Spot gold reached its highest since February 26 at $1,615.16 an ounce and was last seen at $1,612.01, still up 0.45 percent by 1331 EDT/1558 GMT. US gold futures for April delivery were up $6.80 an ounce at $1,611.40. In euro terms, gold peaked at its highest since February 07 at 1,256.50.
The euro zone proposal, unveiled at the weekend, to partially fund a bailout of the island by taxing bank deposits rattled financial markets and pushed gold higher as risk averse investors chose it as a haven. The metal had struggled to retain those gains and started the day by falling to a session low of $1,599.54, as cautiousness prevailed on concerns over the plan.
Deutsche Bank precious metals trader Michael Blumenroth said holders of short positions "got nervous and started to cover their positions." In wider markets, the euro edged back towards the previous session's three-month low versus the dollar, while European and US stocks mostly steadied.
Investment interest in gold remained muted. Selling from gold-backed exchange-traded funds continued on Monday, with the largest, New York's SPDR Gold, reporting its biggest outflow in nearly a month, of 13.5 tonnes. That brought its total outflow this year to 131 tonnes. Traders are also looking ahead to the latest policy meeting of the Federal Open Market Committee, which begins on Tuesday. Speculation that the Fed could withdraw from its monetary easing policy known as quantitative easing, or QE, sooner than expected has pressured gold this year.
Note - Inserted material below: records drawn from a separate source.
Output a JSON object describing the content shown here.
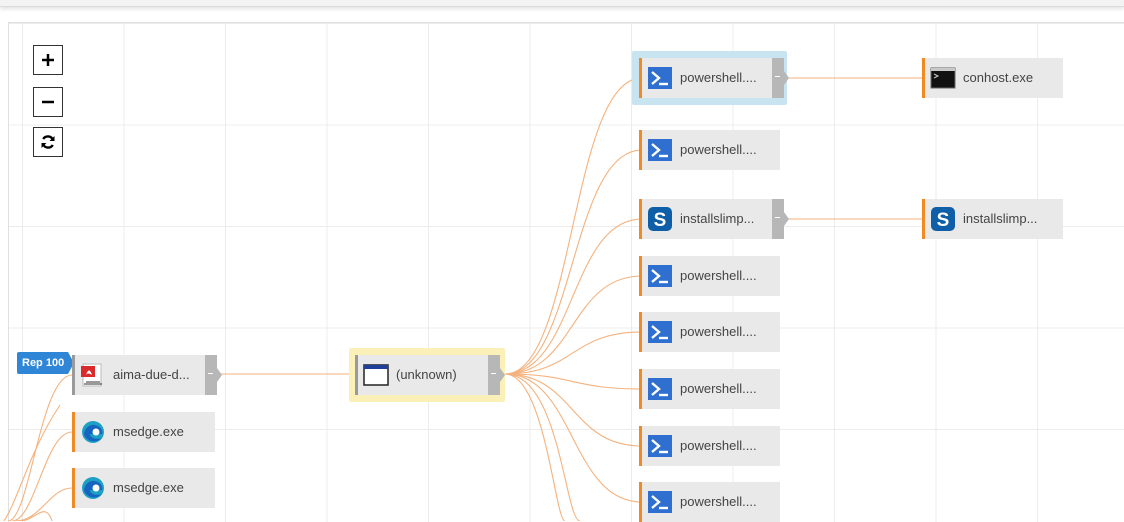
{
  "zoom_controls": {
    "zoom_in_icon": "plus-icon",
    "zoom_out_icon": "minus-icon",
    "reset_icon": "refresh-icon"
  },
  "badge": {
    "label": "Rep 100",
    "color": "#2f86d6"
  },
  "colors": {
    "edge": "#f4b27e",
    "node_accent": "#f08a24",
    "node_bg": "#e9e9e9",
    "selected_blue": "#c8e4f1",
    "selected_yellow": "#fbf1b8"
  },
  "nodes": {
    "aima": {
      "label": "aima-due-d...",
      "icon": "pdf-icon"
    },
    "msedge1": {
      "label": "msedge.exe",
      "icon": "edge-browser-icon"
    },
    "msedge2": {
      "label": "msedge.exe",
      "icon": "edge-browser-icon"
    },
    "unknown": {
      "label": "(unknown)",
      "icon": "window-icon"
    },
    "ps1": {
      "label": "powershell....",
      "icon": "powershell-icon"
    },
    "ps2": {
      "label": "powershell....",
      "icon": "powershell-icon"
    },
    "install1": {
      "label": "installslimp...",
      "icon": "installer-s-icon"
    },
    "ps3": {
      "label": "powershell....",
      "icon": "powershell-icon"
    },
    "ps4": {
      "label": "powershell....",
      "icon": "powershell-icon"
    },
    "ps5": {
      "label": "powershell....",
      "icon": "powershell-icon"
    },
    "ps6": {
      "label": "powershell....",
      "icon": "powershell-icon"
    },
    "ps7": {
      "label": "powershell....",
      "icon": "powershell-icon"
    },
    "conhost": {
      "label": "conhost.exe",
      "icon": "console-icon"
    },
    "install2": {
      "label": "installslimp...",
      "icon": "installer-s-icon"
    }
  }
}
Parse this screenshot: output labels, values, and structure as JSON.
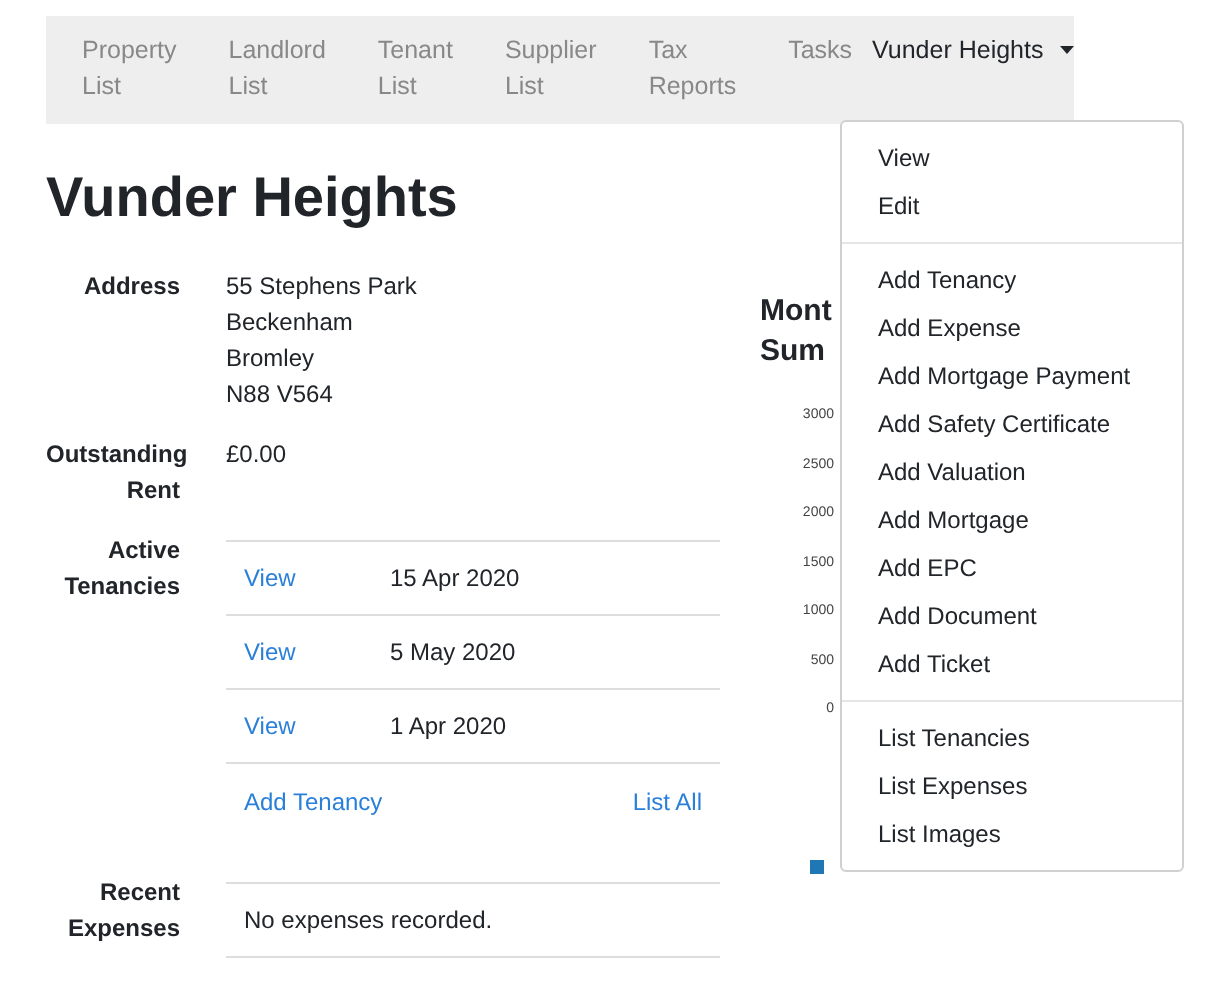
{
  "navbar": {
    "items": [
      {
        "label": "Property List",
        "selected": false,
        "kind": "link"
      },
      {
        "label": "Landlord List",
        "selected": false,
        "kind": "link"
      },
      {
        "label": "Tenant List",
        "selected": false,
        "kind": "link"
      },
      {
        "label": "Supplier List",
        "selected": false,
        "kind": "link"
      },
      {
        "label": "Tax Reports",
        "selected": false,
        "kind": "link"
      },
      {
        "label": "Tasks",
        "selected": false,
        "kind": "link"
      },
      {
        "label": "Vunder Heights",
        "selected": true,
        "kind": "dropdown",
        "expanded": true
      }
    ]
  },
  "dropdown_menu": {
    "groups": [
      [
        "View",
        "Edit"
      ],
      [
        "Add Tenancy",
        "Add Expense",
        "Add Mortgage Payment",
        "Add Safety Certificate",
        "Add Valuation",
        "Add Mortgage",
        "Add EPC",
        "Add Document",
        "Add Ticket"
      ],
      [
        "List Tenancies",
        "List Expenses",
        "List Images"
      ]
    ]
  },
  "title": "Vunder Heights",
  "details": {
    "address": {
      "label": "Address",
      "lines": [
        "55 Stephens Park",
        "Beckenham",
        "Bromley",
        "N88 V564"
      ]
    },
    "outstanding_rent": {
      "label": "Outstanding Rent",
      "value": "£0.00"
    },
    "active_tenancies": {
      "label": "Active Tenancies",
      "rows": [
        {
          "link": "View",
          "date": "15 Apr 2020"
        },
        {
          "link": "View",
          "date": "5 May 2020"
        },
        {
          "link": "View",
          "date": "1 Apr 2020"
        }
      ],
      "add_link": "Add Tenancy",
      "list_link": "List All"
    },
    "recent_expenses": {
      "label": "Recent Expenses",
      "empty_text": "No expenses recorded."
    }
  },
  "chart_panel": {
    "title_lines": [
      "Mont",
      "Sum"
    ],
    "y_tick_labels": [
      "3000",
      "2500",
      "2000",
      "1500",
      "1000",
      "500",
      "0"
    ]
  }
}
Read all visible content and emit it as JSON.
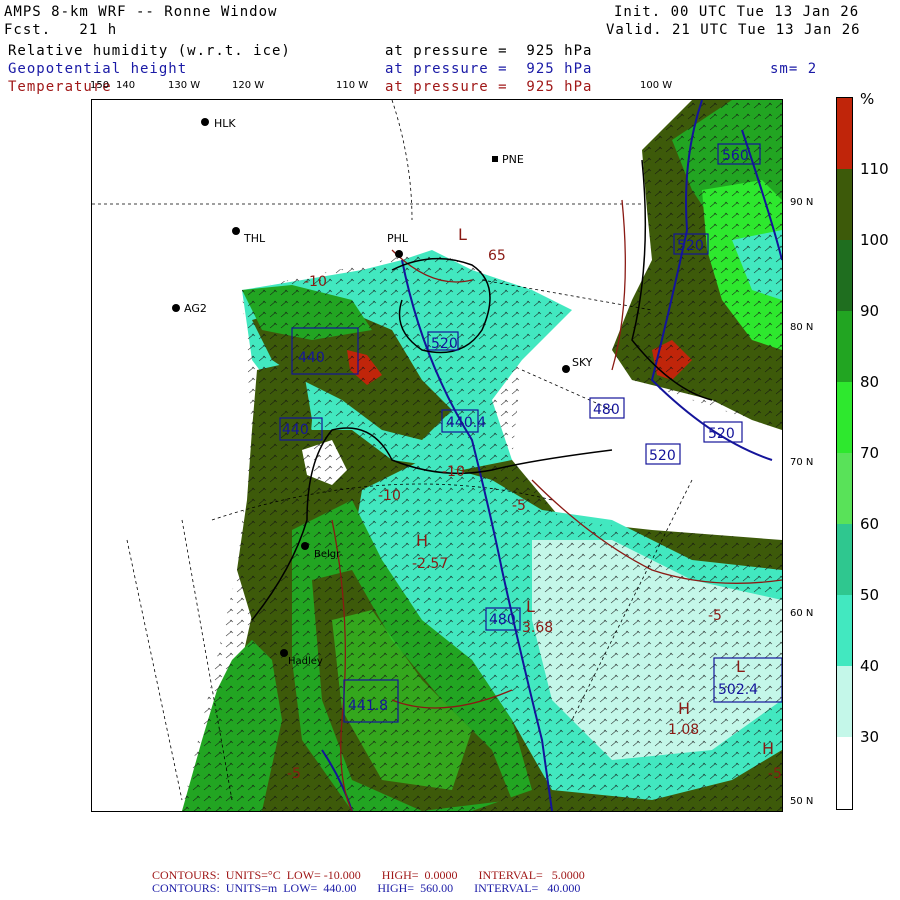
{
  "header": {
    "title": "AMPS 8-km WRF -- Ronne Window",
    "fcst": "Fcst.   21 h",
    "init": "Init. 00 UTC Tue 13 Jan 26",
    "valid": "Valid. 21 UTC Tue 13 Jan 26",
    "field1": "Relative humidity (w.r.t. ice)",
    "field2": "Geopotential height",
    "field3": "Temperature",
    "pressure1": "at pressure =  925 hPa",
    "pressure2": "at pressure =  925 hPa",
    "pressure3": "at pressure =  925 hPa",
    "sm": "sm= 2"
  },
  "lon_labels": [
    "150",
    "140",
    "130 W",
    "120 W",
    "110 W",
    "100 W"
  ],
  "lat_labels": [
    "90 N",
    "80 N",
    "70 N",
    "60 N",
    "50 N"
  ],
  "stations": [
    "HLK",
    "PNE",
    "THL",
    "PHL",
    "AG2",
    "SKY",
    "Belgr",
    "Hadley"
  ],
  "colorbar": {
    "unit": "%",
    "labels": [
      "110",
      "100",
      "90",
      "80",
      "70",
      "60",
      "50",
      "40",
      "30"
    ],
    "colors": [
      "#c0250a",
      "#3d5a0a",
      "#1f6e1f",
      "#22a522",
      "#2ee82e",
      "#59e259",
      "#2fc78f",
      "#42e8c0",
      "#c4f7e9",
      "#ffffff"
    ]
  },
  "contour_labels": {
    "height": [
      "560",
      "520",
      "480",
      "440",
      "520",
      "520",
      "520",
      "440",
      "480",
      "441.8",
      "502.4",
      "440.4"
    ],
    "temp": [
      "-10",
      "-5",
      "-10",
      "-5",
      "-5",
      "-5",
      "-10"
    ],
    "extrema": [
      "L",
      "H",
      "L",
      "H",
      "H",
      "L"
    ],
    "extrema_values": [
      "-2.57",
      "3.68",
      "1.08",
      "65"
    ]
  },
  "footer": {
    "line1": "CONTOURS:  UNITS=°C  LOW= -10.000       HIGH=  0.0000       INTERVAL=   5.0000",
    "line2": "CONTOURS:  UNITS=m  LOW=  440.00       HIGH=  560.00       INTERVAL=   40.000"
  }
}
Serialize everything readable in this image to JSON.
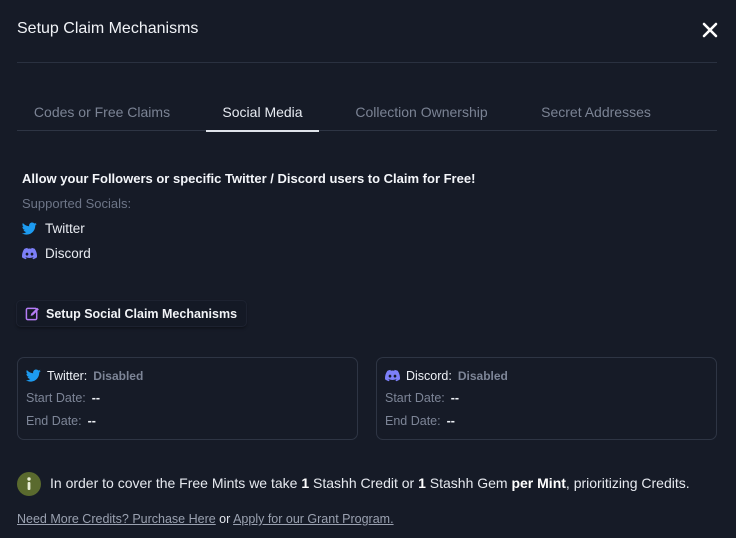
{
  "modal": {
    "title": "Setup Claim Mechanisms",
    "close_icon": "close-icon"
  },
  "tabs": [
    {
      "label": "Codes or Free Claims",
      "active": false
    },
    {
      "label": "Social Media",
      "active": true
    },
    {
      "label": "Collection Ownership",
      "active": false
    },
    {
      "label": "Secret Addresses",
      "active": false
    }
  ],
  "social_media": {
    "intro": "Allow your Followers or specific Twitter / Discord users to Claim for Free!",
    "supported_label": "Supported Socials:",
    "socials": [
      {
        "name": "Twitter",
        "icon": "twitter-icon"
      },
      {
        "name": "Discord",
        "icon": "discord-icon"
      }
    ],
    "setup_button": "Setup Social Claim Mechanisms",
    "setup_button_icon": "edit-icon",
    "cards": [
      {
        "name": "Twitter:",
        "status": "Disabled",
        "icon": "twitter-icon",
        "start_label": "Start Date:",
        "start_value": "--",
        "end_label": "End Date:",
        "end_value": "--"
      },
      {
        "name": "Discord:",
        "status": "Disabled",
        "icon": "discord-icon",
        "start_label": "Start Date:",
        "start_value": "--",
        "end_label": "End Date:",
        "end_value": "--"
      }
    ]
  },
  "notice": {
    "icon": "info-icon",
    "part1": "In order to cover the Free Mints we take ",
    "num1": "1",
    "part2": " Stashh Credit or ",
    "num2": "1",
    "part3": " Stashh Gem ",
    "per_mint": "per Mint",
    "part4": ", prioritizing Credits."
  },
  "links": {
    "credits": "Need More Credits? Purchase Here",
    "or": " or ",
    "grant": "Apply for our Grant Program."
  },
  "colors": {
    "background": "#161b27",
    "twitter": "#1d9bf0",
    "discord": "#7c7ff7",
    "edit_icon": "#b57cf6",
    "info_icon_bg": "#5a6a2e"
  }
}
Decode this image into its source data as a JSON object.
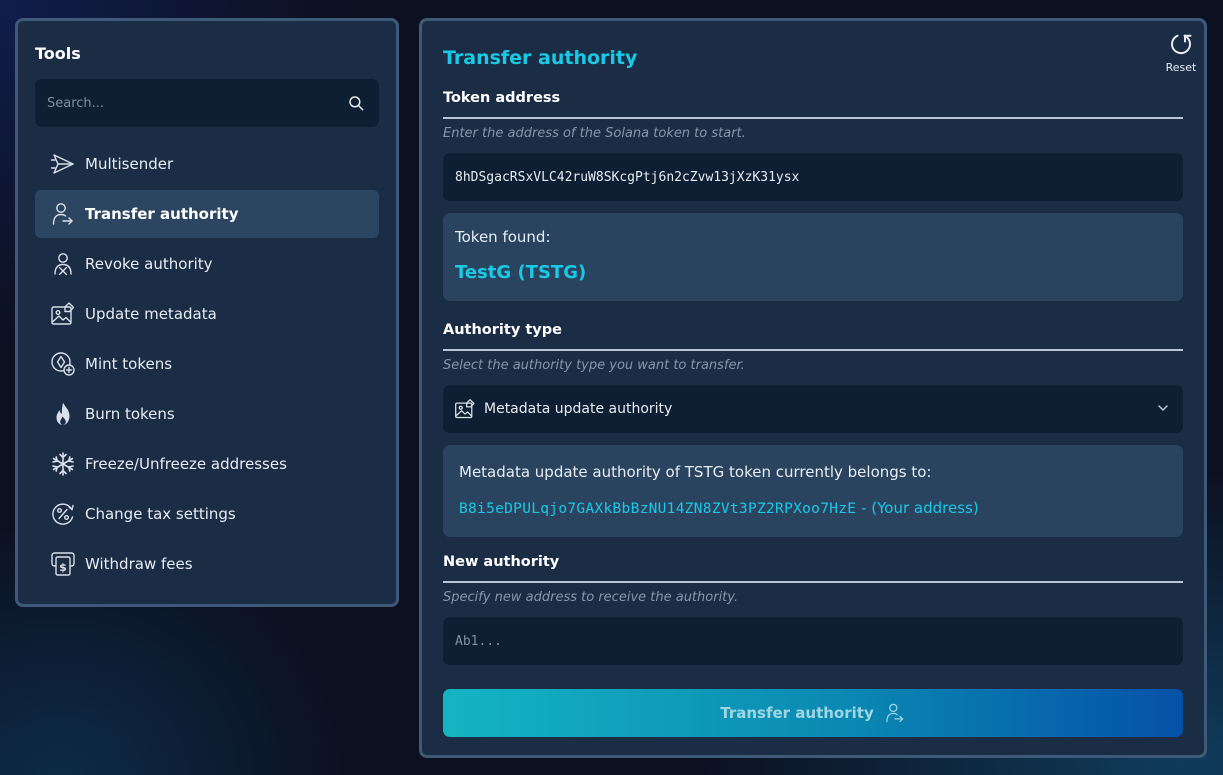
{
  "sidebar": {
    "title": "Tools",
    "search_placeholder": "Search...",
    "items": [
      {
        "label": "Multisender",
        "icon": "paper-plane-icon",
        "active": false
      },
      {
        "label": "Transfer authority",
        "icon": "user-transfer-icon",
        "active": true
      },
      {
        "label": "Revoke authority",
        "icon": "user-revoke-icon",
        "active": false
      },
      {
        "label": "Update metadata",
        "icon": "image-edit-icon",
        "active": false
      },
      {
        "label": "Mint tokens",
        "icon": "coin-plus-icon",
        "active": false
      },
      {
        "label": "Burn tokens",
        "icon": "flame-icon",
        "active": false
      },
      {
        "label": "Freeze/Unfreeze addresses",
        "icon": "snowflake-icon",
        "active": false
      },
      {
        "label": "Change tax settings",
        "icon": "percent-icon",
        "active": false
      },
      {
        "label": "Withdraw fees",
        "icon": "dollar-withdraw-icon",
        "active": false
      }
    ]
  },
  "main": {
    "title": "Transfer authority",
    "reset_label": "Reset",
    "token_address": {
      "label": "Token address",
      "hint": "Enter the address of the Solana token to start.",
      "value": "8hDSgacRSxVLC42ruW8SKcgPtj6n2cZvw13jXzK31ysx"
    },
    "token_found": {
      "label": "Token found:",
      "name": "TestG (TSTG)"
    },
    "authority_type": {
      "label": "Authority type",
      "hint": "Select the authority type you want to transfer.",
      "selected": "Metadata update authority"
    },
    "authority_belongs": {
      "text": "Metadata update authority of TSTG token currently belongs to:",
      "address": "B8i5eDPULqjo7GAXkBbBzNU14ZN8ZVt3PZ2RPXoo7HzE",
      "suffix": " - (Your address)"
    },
    "new_authority": {
      "label": "New authority",
      "hint": "Specify new address to receive the authority.",
      "placeholder": "Ab1..."
    },
    "submit_label": "Transfer authority"
  },
  "colors": {
    "accent": "#19c9e6",
    "panel": "#1a2d45",
    "field": "#0e1f33",
    "active_item": "#2c4561",
    "info_box": "#2a4460"
  }
}
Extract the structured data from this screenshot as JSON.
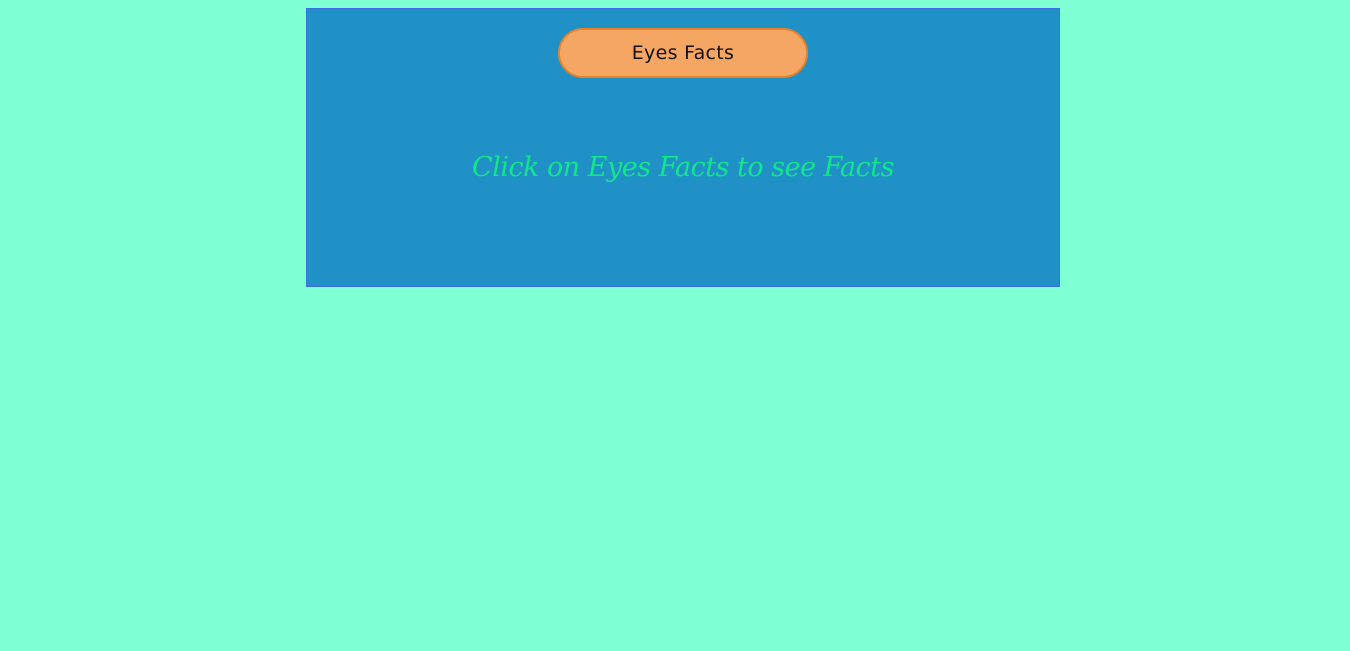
{
  "card": {
    "button_label": "Eyes Facts",
    "message": "Click on Eyes Facts to see Facts"
  }
}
HSBC said in a note that it expects the FOMC to reaffirm its commitment to the policy "and to offer no hint that it will alter the policy in the near term." It added that the FOMC "may decide to update its strategy principles of how to 'exit' from QE at the coming meeting.
Silver also reversed earlier losses, rising 0.04 percent to $28.88 an ounce. Meanwhile, platinum was down 1.8 percent at $1,548.75 an ounce and palladium was down 4.5 percent at $728.25 an ounce. Gold extended its historically unusual premium over platinum to its highest since January 11 at nearly $50, as concerns over Cyprus pressured industrial commodities while lifting gold. Platinum, chiefly used in autocatalysts, has traded at a discount to gold for much of the last year, but reversed that trend in the first quarter on growing optimism that steadier global growth would translate into a demand recovery.